As the election scene hots up in Karnataka, the commentariat is swinging into action.
“Over the past decade, Karnataka has acquired the dubious distinction of being among the most corrupt states, competing with the likes of Jharkhand. Yet, discomfort over the issue of corruption has been restricted largely to the English media, and possibly some upper-class activists. Why, then, has corruption not become a core electoral issue, despite the nationwide anti-corruption campaign in recent times.
“Consider this: corruption is no longer a visible act, like bribe-taking or collecting commission on state projects. Rather, it has become broad-based manipulation of public policy for private profit and hence, invisible. Notions of the public good are absent from policymaking, as the politician-entrepreneur has taken centrestage.
“Perhaps this was true even two decades ago, when politicians began establishing capitation-fee-paying medical and technical institutions, or started mining granite. But now the scale of profits, especially from mining (iron ore in Bellary and surrounding districts), as well as the real estate industry in Bangalore, has transformed political culture and policymaking.

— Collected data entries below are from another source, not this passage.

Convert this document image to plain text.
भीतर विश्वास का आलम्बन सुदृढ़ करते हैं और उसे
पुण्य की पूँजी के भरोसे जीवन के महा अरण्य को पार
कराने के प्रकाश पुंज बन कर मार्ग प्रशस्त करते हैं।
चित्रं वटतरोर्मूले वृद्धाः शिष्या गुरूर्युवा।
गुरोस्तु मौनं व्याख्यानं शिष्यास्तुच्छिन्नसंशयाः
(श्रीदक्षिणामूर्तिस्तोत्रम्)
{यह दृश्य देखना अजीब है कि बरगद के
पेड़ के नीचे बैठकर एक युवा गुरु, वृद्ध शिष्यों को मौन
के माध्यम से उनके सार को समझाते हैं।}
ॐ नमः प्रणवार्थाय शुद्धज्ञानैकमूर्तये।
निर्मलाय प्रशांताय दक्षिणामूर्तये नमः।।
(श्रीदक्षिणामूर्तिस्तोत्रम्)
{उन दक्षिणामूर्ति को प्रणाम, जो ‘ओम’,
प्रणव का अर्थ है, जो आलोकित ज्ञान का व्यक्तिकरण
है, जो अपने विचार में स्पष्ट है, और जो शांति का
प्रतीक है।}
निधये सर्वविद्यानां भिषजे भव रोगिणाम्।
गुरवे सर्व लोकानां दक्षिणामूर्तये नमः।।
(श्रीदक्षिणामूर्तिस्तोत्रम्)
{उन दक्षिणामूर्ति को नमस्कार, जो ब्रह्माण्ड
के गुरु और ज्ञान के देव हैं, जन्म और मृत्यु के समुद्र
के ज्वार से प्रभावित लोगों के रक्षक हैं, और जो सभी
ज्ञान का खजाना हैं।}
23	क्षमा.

“Note that the beneficiaries of this new corruption aren’t the old elite from the landowning castes, but upstarts from all caste and economic backgrounds. Invariably, they have entered politics to consolidate their burgeoning business interests and mould public policy for their benefit. Janardhana Reddy is perhaps the best known example of this new breed of politician.
“If there hasn’t been vocal opposition to such manipulation of public policy, the reason is simple: this new corruption is often justified as a victimless crime, since only the natural resources owned by the state are being exploited, and no single individual is victimised. More significantly, the spoils of this new corruption are generously shared and percolate to different sections of society. Sharing the wealth of these illicit activities has become the basis for a new political populism in Karnataka.”
“If there is to be a barometer of India’s soaring aspirations — and its grim political and administrative realities — look no further than Karnataka, a microcosm of emerging India, which goes to the polls next month and could serve as a precursor to next year’s national elections.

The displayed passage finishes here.